The changes in density probably mean that these brain regions are not functioning normally, but Mackey doesn’t know why these regions in particular were affected. It’s not even clear that long-term pain is the cause; the density changes might actually cause the pain. What is clear is that pain has a distinct fingerprint, a subtle thickening and thinning of tissues across the brain. Using this signature, the system could spot the people with back pain 76 percent of the time. 

It is a big step toward the goal of pain science, which is to zero in on the brain region or regions altered by chronic pain and devise a treatment (a drug or maybe electrical stimulation) that can correct the malfunctioning neurons in that zone. “What is different in the brain about patients who have low back pain — is it decreasing gray matter? Is it an increase in [electrical] excitability?” asks Mackey. “Is there a way we can stimulate that brain region to counteract that?”

No Window to the Soul

The ability to measure pain with a machine creates new controversies. Lawyers and insurers alike have asked Mackey if his brain scans could be used to prove that people who claim to be injured are making it up. But the scans aren’t — and probably never will be — reliable enough to provide a window to the soul. “This is not meant for the purpose of developing a lie detector for pain,” he says. “I am very much opposed to that application, especially with the technology we have at this point.” 

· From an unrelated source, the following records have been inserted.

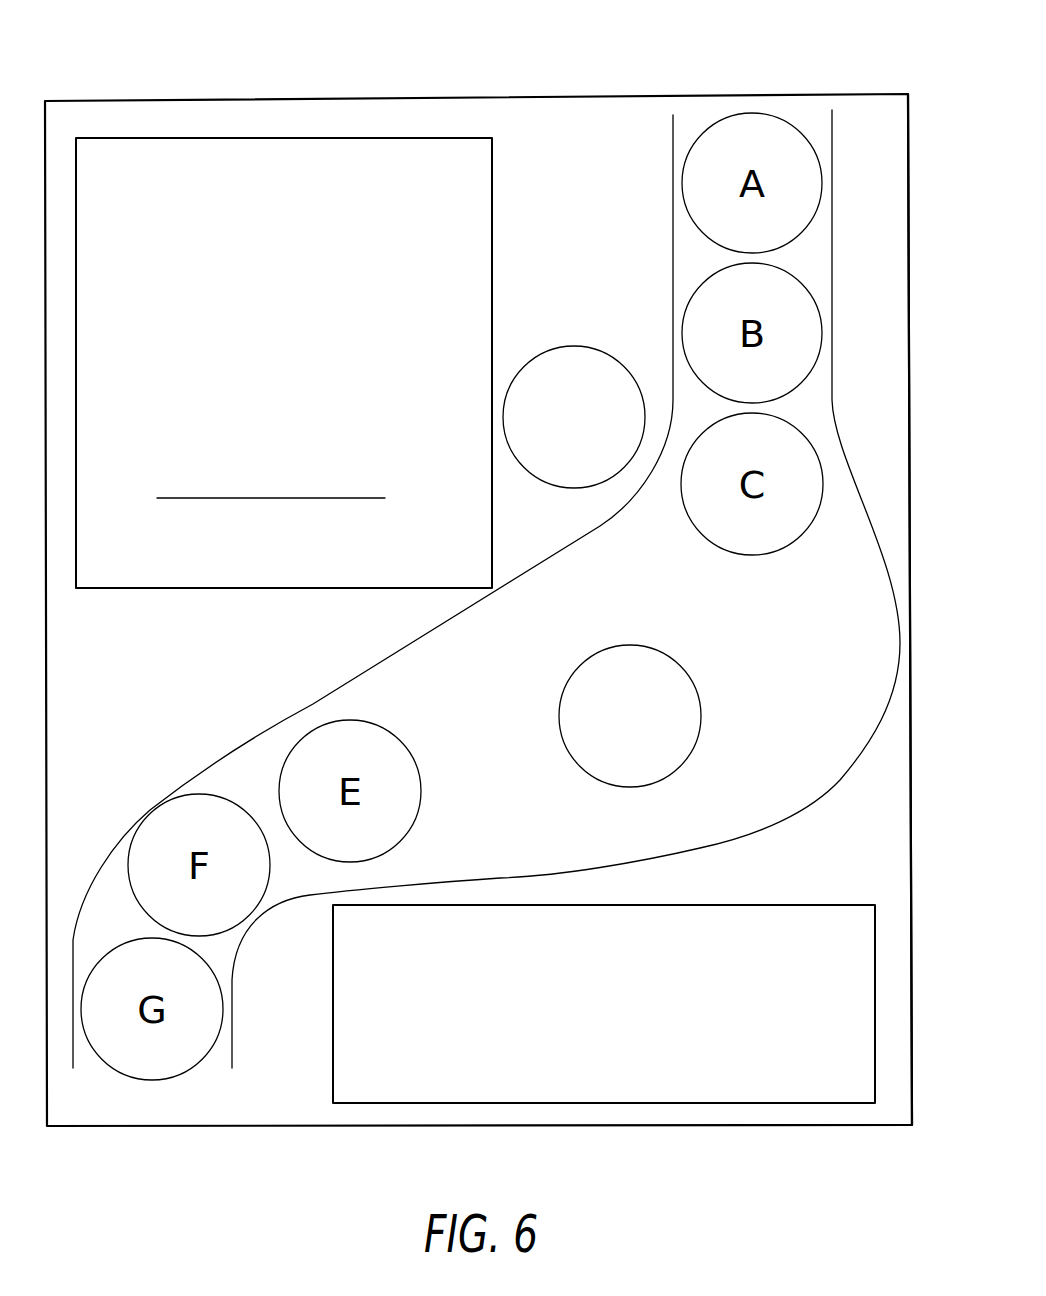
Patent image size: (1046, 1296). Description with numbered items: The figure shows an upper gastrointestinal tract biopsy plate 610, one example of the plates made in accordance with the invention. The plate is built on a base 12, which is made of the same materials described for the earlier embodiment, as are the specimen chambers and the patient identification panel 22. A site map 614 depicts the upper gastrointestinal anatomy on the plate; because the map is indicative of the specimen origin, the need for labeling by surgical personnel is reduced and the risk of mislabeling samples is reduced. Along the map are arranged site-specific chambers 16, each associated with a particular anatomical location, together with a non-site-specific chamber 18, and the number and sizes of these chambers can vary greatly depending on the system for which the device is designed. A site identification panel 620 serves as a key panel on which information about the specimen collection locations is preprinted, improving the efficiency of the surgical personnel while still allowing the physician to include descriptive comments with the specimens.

The upper gastrointestinal tract biopsy plate 610 is at (836, 82).
The base 12 is at (895, 466).
The site map 614 is at (772, 812).
The non-site-specific chamber 18 is at (574, 358).
The site-specific chamber 16 is at (685, 698).
The site identification panel 620 is at (298, 580).
The patient identification panel 22 is at (722, 1088).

Some pain researchers, such as Michael Robinson of the University of Florida’s Center for Pain Research and Behavioral Health, fear that using neuroimaging to diagnose chronic pain could distract physicians from dealing with the real problem: patients’ experience of pain. He worries that doctors will pay too much attention to the scans. “Even the most sophisticated imaging technique is not a substitute for self-report of the pain experience,” he argues. “Do you really think that patients with back pain can’t tell you where it hurts?” 

Mackey and his colleagues counter that while listening carefully to patients is essential for good care, it usually can’t reveal pain’s root causes. Looking at brain density or activity is more likely to reveal how these conditions come about, and suggest how to treat them more effectively.

Farrell has found some relief through meditation. But she waits, with millions of other chronic pain patients, for a better solution. “We can still function and have good lives,” she says. “But they’re not the same lives.”